Critique no3 : L’ABA, c’est du dressage (ou de la manipulation). Le renforcement peut apparaître contraire au libre arbitre ou à l’auto-déterminisme de l’individu. En effet, il semble plus épanouissant de faire des actions qui répondent à notre propre motivation plutôt qu’à celle des autres. Cependant, il est difficile d’imaginer un monde dépourvu de motivation extrinsèque. Par exemple, si vous ne receviez plus de salaire, est-ce que vous continueriez à aller travailler ? Beaucoup d’enfants ne sont pas motivé·e·s pour apprendre à s’habiller seul·e·s ou devenir propre, mais on n’attend généralement pas l’émergence d’une motivation intrinsèque pour les y inciter. La récompense qui intervient de façon extrinsèque permet de favoriser l’apprentissage des comportements pour lesquels nous ne sommes pas motivé·e·s. De plus, nous sommes souvent peu motivé·e·s à réaliser des actions que nous ne maîtrisons pas. Élargir le répertoire de compétences par le biais d’une motivation extrinsèque peut donc être une première étape pour l’émergence d’une motivation intrinsèque. Par exemple, motiver un·e enfant à lire des livres en lui promettant d’aller jouer au parc ensuite peut être un début pour lui permettre de découvrir les lectures qui le·la motivent intrinsèquement.

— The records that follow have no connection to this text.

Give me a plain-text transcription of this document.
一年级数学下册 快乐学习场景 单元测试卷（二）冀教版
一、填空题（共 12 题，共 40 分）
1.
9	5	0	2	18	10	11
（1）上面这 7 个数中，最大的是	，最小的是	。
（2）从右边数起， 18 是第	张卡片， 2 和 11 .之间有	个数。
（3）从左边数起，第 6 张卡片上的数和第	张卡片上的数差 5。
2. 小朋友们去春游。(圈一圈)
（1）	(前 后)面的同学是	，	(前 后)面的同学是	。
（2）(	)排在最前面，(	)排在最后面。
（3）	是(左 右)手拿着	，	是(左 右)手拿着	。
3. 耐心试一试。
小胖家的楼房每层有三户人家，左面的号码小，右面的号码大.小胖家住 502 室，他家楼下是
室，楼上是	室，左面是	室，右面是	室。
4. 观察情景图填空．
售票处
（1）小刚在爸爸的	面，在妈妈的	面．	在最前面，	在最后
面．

De façon intéressante, si chez l’humain·e l’ABA est assimilée à du dressage, paradoxalement, dans le domaine animalier le dressage est opposé au comportementalisme, c’est-à-dire à l’ABA. Les comportementalistes animaliers ont bonne presse car leur intervention est la promesse de méthodes d’éducation plus douces. Ce sont des expert·e·s qui améliorent la communication entre l’humain·e et l’animal. Il·elle·s permettent d’être plus à l’écoute des animaux, de mieux respecter leurs envies et pourtant reposent sur l’usage de renforçateurs. De façon contradictoire, les renforçateurs seraient donc compatibles avec le respect et l’écoute des besoins des êtres vivants s’il s’agit d’animaux (non-humains) mais pas s’il s’agit d'(animaux) humains.

Critique no4 : L’ABA n’est pas efficace. On peut interroger l’efficacité de l’ABA à plusieurs niveaux : celui de l’ABA-science, de chaque ICIP, ou du programme individualisé d’un·e enfant. Les recherches en ABA-science permettent de déterminer quelles sont les stratégies les plus efficaces pour enseigner un comportement. Ces résultats constituent un état des connaissances à un moment donné. Aucune recherche n’est parfaite et certaines de ces connaissances seront amenées à évoluer. Cependant, il existe un socle qui fait consensus et constitue les bases de l’ABA. Par exemple, l’efficacité des renforçateurs sera tout aussi difficile à remettre en question que le fait que la terre est ronde. L’ABA-science, par des comparaisons successives, affine progressivement notre connaissance des stratégies qui permettent d’optimiser les apprentissages.

Les ICIP sont variées sur plusieurs dimensions et il ne convient pas toujours d’évaluer leur efficacité en un bloc. Néanmoins, une revue de la littérature de Virginie Cruveiller en 2012 indiquait que « le niveau de preuve général (…) est grevé par un certain nombre de biais méthodologiques potentiels ». La chercheuse pointe la difficulté de déterminer si les ICIP sont plus efficaces que le « traitement standard de l’autisme » alors même que celui-ci est hétérogène. Une question sous-jacente à celle de l’efficacité des ICIP est celle du ratio coût / bénéfice pour les pays où elles sont recommandées massivement pour tou·te·s les enfants autistes. C’est une question particulièrement pertinente pour les pays d’Amérique du Nord, mais moins centrale en France où les ICIP sont presque inexistantes.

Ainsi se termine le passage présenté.